Und ich glaube, was du in mir siehst, ist eine ungebildete
Hinterwäldlerin, die von einem genetisch aufgewerteten
Erdenmenschen geblendet wird.«
    »Nein. Soll ich dir sagen, was ich wirklich sehe?« Er
ließ sielos, und Alex wusste nicht, ob sie darüber froh
war oder ob es ihr Leid tat.
    »Ich sage es dir ehrlich«, erklärte er. »Ich
sehe einen Menschen, der tatsächlich politisch ungebildet ist,
weil das auf seine ganze Kultur zutrifft. Aber ich sehe auch einen
Menschen, der sehr intelligent und fähig ist dazuzulernen. Die
meisten Menschen sind das nicht. Ich sehe eine Verwalterin, die gut
mit den Einzelheiten zurechtkommt, aber auch stets die großen,
übergreifenden Ziele im Kopf hat und unermüdlich darauf
zuarbeitet.
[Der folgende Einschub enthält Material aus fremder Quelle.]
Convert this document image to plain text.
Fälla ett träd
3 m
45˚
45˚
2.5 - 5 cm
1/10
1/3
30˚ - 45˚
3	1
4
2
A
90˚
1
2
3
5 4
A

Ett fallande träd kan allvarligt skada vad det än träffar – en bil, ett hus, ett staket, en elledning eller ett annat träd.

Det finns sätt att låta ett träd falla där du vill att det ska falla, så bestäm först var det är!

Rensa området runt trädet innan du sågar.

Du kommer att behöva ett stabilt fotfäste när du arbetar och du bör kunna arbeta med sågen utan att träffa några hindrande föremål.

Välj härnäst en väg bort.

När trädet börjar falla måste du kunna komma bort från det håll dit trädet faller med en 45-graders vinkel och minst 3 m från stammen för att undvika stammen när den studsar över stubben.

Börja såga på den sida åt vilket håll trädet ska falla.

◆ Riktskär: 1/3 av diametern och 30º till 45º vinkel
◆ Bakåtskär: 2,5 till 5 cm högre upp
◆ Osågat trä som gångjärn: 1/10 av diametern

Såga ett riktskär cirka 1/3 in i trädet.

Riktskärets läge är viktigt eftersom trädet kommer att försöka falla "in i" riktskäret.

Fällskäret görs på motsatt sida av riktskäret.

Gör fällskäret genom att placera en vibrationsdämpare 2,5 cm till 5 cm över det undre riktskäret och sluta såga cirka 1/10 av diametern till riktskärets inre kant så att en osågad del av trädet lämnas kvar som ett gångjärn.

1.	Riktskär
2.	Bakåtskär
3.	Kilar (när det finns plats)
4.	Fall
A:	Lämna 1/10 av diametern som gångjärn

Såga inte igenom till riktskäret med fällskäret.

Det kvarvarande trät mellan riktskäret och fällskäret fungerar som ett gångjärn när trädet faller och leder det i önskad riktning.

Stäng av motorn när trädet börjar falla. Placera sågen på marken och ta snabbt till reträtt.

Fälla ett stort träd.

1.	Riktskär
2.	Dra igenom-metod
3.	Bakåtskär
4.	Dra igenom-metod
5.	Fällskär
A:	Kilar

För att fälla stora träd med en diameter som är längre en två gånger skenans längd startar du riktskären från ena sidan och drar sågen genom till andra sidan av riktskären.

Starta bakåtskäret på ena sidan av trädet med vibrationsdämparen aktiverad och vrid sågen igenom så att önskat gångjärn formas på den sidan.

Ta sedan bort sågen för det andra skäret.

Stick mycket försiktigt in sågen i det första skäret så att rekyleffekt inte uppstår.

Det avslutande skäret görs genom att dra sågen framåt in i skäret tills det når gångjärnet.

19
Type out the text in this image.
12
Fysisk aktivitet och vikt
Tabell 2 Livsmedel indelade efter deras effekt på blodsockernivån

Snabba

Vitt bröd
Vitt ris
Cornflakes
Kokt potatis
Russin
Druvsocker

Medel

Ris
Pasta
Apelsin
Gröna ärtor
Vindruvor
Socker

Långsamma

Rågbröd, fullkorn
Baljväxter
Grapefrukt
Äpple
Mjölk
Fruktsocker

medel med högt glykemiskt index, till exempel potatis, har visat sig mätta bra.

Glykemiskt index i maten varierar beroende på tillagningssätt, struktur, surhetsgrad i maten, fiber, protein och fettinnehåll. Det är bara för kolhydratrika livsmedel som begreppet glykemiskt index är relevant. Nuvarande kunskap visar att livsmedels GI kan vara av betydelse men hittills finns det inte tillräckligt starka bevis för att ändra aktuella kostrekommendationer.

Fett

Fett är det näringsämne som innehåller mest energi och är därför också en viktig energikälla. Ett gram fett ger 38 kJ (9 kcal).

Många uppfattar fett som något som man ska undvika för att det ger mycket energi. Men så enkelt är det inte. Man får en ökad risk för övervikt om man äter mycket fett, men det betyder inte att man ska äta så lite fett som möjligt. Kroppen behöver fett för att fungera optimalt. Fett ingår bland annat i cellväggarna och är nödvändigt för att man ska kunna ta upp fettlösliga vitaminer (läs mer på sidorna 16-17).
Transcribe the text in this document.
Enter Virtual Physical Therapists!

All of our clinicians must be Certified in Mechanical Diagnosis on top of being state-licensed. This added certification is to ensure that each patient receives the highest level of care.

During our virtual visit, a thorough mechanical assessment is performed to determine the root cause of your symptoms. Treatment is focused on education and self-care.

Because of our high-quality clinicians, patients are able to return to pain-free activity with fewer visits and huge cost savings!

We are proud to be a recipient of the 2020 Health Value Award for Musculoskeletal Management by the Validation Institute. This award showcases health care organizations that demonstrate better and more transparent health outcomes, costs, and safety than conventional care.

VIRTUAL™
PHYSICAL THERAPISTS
Ich sehe einen Menschen mit nur einem einzigen
Charakterfehler, nämlich einem allzu bereitwilligen
Mitgefühl für die Schwachen, bis zu einem Punkt hin, wo es
der Gerechtigkeit im Wege steht. Ich sehe eine Frau, deren
schwächlicher Ehemann gestorben ist und die sich insgeheim
schuldig fühlt, weil sie ihn nie wirklich vermisst hat,
und…«
    »Woher weißt du das?«
    »… und ich sehe eine Frau, in die ich mich verliebt
habe.«
    Alex stand reglos da. Sie und Julian starrten einander an,
über die wenigen Zentimeter zwischen ihnen hinweg, die
Lichtjahre waren und ein brodelnder Abgrund und überhaupt
nichts.
    »Alex«, sagte er in einem Tonfall, den sie ihm gar nicht
zugetraut hätte, flehentlich und sehnsüchtig. Oh, diese
letzte Waffe der Männer – zu begehren! Aber Julians Sehnen,
das deutlich auf seinem genetisch veränderten und fremdartigen
Gesicht stand, war nicht das erbärmliche und eifersüchtige
Begehren, das Kamal an den Tag gelegt hatte. Julian wollte sie nicht
in einer erstickenden Umarmung festhalten. Er suchte eine
Verbindung.
    Sie überwand die Lichtjahre, und seine Arme schlossen sich um
sie, so fest, dass es sie aufwühlte. Sie hatte diese Empfindung
vergessen, sie verdrängt, dieses wilde Strömen des Blutes.